To solve the quadratic equation x² - 16x + 64 using the perfect square trinomial pattern, follow these steps:
Step 1: Determine if the equation fits the perfect square trinomial pattern.
The perfect square trinomial pattern can be written as (a - b)² = a² - 2ab + b².
In this case, the quadratic equation x² - 16x + 64 has the form a² - 2ab + b², so it fits the perfect square trinomial pattern.
Step 2: Identify the values of the variables.
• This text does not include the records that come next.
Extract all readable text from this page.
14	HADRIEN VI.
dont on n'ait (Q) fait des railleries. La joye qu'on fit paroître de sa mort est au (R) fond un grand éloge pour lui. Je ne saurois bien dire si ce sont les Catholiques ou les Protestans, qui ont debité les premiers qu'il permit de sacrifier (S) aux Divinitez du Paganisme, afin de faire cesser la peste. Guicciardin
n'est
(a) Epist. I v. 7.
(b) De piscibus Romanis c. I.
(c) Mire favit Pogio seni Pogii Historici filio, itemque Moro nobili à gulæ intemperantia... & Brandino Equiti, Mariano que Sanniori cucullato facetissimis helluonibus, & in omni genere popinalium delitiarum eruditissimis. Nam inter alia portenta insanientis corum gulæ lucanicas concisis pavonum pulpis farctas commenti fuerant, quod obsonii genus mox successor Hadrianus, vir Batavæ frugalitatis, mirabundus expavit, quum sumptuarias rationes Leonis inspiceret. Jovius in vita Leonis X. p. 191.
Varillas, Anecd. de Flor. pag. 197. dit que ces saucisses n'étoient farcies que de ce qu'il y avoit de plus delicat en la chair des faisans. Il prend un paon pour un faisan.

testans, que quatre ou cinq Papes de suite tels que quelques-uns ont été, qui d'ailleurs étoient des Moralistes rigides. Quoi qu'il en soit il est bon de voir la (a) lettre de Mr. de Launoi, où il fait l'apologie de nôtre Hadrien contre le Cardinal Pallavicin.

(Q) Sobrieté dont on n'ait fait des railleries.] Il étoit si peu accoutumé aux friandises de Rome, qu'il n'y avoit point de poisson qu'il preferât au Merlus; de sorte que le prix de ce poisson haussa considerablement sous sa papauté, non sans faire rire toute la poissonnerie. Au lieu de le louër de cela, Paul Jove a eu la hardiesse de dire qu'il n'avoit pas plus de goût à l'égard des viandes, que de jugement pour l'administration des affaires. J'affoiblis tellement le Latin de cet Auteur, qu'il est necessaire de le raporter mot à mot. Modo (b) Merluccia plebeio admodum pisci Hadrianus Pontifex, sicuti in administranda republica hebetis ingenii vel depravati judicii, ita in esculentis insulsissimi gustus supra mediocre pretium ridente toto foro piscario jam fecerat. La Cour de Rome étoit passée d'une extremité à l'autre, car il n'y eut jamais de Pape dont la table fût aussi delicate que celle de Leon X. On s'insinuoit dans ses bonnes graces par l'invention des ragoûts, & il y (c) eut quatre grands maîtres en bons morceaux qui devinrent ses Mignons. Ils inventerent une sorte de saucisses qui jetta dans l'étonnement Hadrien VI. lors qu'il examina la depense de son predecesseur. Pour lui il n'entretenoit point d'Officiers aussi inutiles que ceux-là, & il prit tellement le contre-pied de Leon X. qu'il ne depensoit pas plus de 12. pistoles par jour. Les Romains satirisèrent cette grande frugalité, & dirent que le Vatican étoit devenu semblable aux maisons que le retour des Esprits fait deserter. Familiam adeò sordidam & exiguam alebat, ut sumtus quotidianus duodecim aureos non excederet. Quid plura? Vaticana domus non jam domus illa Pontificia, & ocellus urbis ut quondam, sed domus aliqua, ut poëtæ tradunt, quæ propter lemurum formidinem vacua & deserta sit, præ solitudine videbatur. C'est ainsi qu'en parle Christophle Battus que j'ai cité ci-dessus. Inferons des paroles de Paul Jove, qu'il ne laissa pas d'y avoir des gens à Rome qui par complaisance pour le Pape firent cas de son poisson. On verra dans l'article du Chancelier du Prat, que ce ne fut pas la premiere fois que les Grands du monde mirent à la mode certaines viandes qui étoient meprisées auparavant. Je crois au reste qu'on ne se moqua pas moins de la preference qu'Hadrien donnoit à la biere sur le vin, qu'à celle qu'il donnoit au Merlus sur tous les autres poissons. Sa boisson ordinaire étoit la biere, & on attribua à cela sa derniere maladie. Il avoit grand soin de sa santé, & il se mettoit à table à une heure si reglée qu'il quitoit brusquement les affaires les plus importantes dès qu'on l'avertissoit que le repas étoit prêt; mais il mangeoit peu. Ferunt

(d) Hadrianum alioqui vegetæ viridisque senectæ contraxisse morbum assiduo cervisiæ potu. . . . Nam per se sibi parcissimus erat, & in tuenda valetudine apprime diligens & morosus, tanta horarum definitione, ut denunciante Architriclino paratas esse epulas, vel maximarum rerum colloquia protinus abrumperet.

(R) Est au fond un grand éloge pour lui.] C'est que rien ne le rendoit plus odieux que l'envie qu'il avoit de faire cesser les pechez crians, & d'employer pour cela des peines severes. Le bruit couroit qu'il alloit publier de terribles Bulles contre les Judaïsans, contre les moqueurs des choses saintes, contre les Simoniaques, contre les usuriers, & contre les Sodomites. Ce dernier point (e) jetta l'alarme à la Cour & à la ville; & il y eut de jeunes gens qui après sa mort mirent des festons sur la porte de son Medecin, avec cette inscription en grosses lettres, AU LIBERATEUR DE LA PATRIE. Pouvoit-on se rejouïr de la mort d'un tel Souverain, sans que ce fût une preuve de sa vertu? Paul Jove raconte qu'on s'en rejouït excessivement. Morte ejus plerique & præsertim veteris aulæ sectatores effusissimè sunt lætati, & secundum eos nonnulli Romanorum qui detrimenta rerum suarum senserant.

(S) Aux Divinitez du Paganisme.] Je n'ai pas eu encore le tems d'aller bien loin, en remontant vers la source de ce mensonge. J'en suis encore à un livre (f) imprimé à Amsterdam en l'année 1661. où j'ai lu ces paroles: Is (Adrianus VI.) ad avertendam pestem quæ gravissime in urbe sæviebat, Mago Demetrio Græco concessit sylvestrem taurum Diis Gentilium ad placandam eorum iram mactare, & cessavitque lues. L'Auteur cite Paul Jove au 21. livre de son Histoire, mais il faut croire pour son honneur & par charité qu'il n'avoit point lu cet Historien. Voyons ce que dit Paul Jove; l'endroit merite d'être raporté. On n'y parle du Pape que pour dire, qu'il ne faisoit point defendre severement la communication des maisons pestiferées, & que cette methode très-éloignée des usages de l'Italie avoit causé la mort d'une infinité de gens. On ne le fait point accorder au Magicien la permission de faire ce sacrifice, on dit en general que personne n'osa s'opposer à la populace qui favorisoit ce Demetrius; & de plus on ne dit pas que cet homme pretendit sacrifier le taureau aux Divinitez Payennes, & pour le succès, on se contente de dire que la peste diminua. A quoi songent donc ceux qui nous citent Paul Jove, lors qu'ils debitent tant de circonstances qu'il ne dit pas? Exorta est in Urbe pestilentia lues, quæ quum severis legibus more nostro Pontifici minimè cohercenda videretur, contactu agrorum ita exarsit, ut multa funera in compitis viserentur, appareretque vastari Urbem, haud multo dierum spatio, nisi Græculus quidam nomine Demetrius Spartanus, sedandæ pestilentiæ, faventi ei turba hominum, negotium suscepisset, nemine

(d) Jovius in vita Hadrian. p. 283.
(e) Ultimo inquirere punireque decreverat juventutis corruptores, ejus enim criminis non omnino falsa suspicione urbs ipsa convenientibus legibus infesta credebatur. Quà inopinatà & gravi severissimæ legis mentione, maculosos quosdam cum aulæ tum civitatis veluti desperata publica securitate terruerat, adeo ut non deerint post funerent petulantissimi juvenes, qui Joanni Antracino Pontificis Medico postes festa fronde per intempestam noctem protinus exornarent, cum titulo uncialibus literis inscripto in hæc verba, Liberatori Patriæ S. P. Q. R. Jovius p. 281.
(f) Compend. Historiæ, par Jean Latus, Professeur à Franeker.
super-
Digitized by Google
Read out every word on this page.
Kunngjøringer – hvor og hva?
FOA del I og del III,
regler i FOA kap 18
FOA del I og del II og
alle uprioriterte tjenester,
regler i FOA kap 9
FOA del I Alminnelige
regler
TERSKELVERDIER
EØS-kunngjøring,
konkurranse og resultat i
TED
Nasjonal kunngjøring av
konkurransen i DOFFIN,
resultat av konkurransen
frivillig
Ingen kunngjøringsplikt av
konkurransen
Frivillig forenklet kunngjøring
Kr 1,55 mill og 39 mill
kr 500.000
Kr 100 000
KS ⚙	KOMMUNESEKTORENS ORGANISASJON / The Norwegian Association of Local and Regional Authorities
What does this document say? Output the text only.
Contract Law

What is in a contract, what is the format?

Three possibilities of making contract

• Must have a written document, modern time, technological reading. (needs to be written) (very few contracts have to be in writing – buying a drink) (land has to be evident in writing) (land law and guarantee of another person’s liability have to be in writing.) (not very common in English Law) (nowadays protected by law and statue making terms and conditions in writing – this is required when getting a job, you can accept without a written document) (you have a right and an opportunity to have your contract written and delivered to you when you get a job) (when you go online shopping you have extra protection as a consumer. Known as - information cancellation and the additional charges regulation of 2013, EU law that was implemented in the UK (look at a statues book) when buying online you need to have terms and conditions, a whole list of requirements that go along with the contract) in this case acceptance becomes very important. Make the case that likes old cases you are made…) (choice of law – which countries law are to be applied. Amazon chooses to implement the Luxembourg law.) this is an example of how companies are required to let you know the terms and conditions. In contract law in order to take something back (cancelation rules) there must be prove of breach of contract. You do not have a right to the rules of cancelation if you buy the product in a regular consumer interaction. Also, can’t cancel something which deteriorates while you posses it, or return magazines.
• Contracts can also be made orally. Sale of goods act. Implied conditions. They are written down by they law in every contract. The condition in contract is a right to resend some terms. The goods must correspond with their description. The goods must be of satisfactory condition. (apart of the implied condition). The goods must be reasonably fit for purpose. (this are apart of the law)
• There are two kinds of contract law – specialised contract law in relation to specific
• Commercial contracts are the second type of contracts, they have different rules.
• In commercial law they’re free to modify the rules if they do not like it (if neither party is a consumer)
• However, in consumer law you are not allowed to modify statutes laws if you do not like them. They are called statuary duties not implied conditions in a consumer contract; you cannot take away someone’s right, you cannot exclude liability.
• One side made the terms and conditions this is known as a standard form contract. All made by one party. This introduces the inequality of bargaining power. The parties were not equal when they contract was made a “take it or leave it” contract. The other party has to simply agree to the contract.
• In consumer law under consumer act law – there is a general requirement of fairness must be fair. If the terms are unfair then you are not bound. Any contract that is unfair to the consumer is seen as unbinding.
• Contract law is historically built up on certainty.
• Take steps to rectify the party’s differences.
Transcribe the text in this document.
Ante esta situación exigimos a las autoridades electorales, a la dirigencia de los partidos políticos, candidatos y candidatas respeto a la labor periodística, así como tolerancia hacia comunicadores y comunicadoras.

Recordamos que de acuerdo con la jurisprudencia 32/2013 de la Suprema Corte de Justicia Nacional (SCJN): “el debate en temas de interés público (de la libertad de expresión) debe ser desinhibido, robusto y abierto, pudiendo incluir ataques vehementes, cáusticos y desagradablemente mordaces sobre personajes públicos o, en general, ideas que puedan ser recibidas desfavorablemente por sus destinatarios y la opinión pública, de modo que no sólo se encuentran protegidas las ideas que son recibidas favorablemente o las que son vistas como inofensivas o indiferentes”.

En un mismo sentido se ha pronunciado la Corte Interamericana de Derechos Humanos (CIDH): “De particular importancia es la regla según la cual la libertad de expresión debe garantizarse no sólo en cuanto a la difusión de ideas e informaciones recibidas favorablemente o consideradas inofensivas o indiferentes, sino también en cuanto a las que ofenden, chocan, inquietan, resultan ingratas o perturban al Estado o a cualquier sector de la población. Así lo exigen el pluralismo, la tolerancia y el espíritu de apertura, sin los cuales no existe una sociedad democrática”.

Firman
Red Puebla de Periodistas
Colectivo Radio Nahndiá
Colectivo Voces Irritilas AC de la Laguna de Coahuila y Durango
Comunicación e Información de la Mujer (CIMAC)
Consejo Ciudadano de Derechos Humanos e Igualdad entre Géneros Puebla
In the equation x² - 16x + 64, we have:
a = x
b = 8
Step 3: Write the perfect square trinomial.
Based on the values of a and b, we can write the perfect square trinomial as (x - 8)².
Step 4: Solve for x.
To solve for x, take the square root of both sides of the equation, remembering the ± sign:
√[(x - 8)²] = ±√64
Simplifying,
x - 8 = ±8
Now, solve for x in both cases:
Case 1: x - 8 = 8
x = 8 + 8
x = 16
Case 2: x - 8 = -8
x = -8 + 8
x = 0
Therefore, the solutions to the quadratic equation x² - 16x + 64 are x = 16 and x = 0.
To solve the quadratic equation x² - 16x + 64 using the perfect square trinomial pattern, follow these steps:
Step 1: Identify the quadratic equation in the form ax² + bx + c.
In this case, a = 1, b = -16, and c = 64.
Step 2: Check if the quadratic equation can be factored using the perfect square trinomial pattern. For this pattern to apply, the equation should have the form (x - a)² = 0.
Step 3: Rewrite the equation in the form (x - a)² = 0.
To rewrite the equation x² - 16x + 64, find the value of "a" that satisfies the equation (x - a)² = x² - 16x + 64.
In this case, "a" would be half of the coefficient of the linear term, which is (-16/2 = -8). So, we have:
(x - (-8))² = 0
(x + 8)² = 0
Step 4: Solve for x by taking the square root of both sides of the equation.
Taking the square root of (x + 8)² = 0, we have:
√((x + 8)²) = ±√0
(x + 8) = ±0
Simplifying further, we have:
x + 8 = 0 (if using the positive square root)
x + 8 = 0 (if using the negative square root)
Step 5: Solve for x.
For x + 8 = 0, subtracting 8 from both sides yields:
x = -8
Therefore, the solution to the quadratic equation x² - 16x + 64 = 0 is x = -8.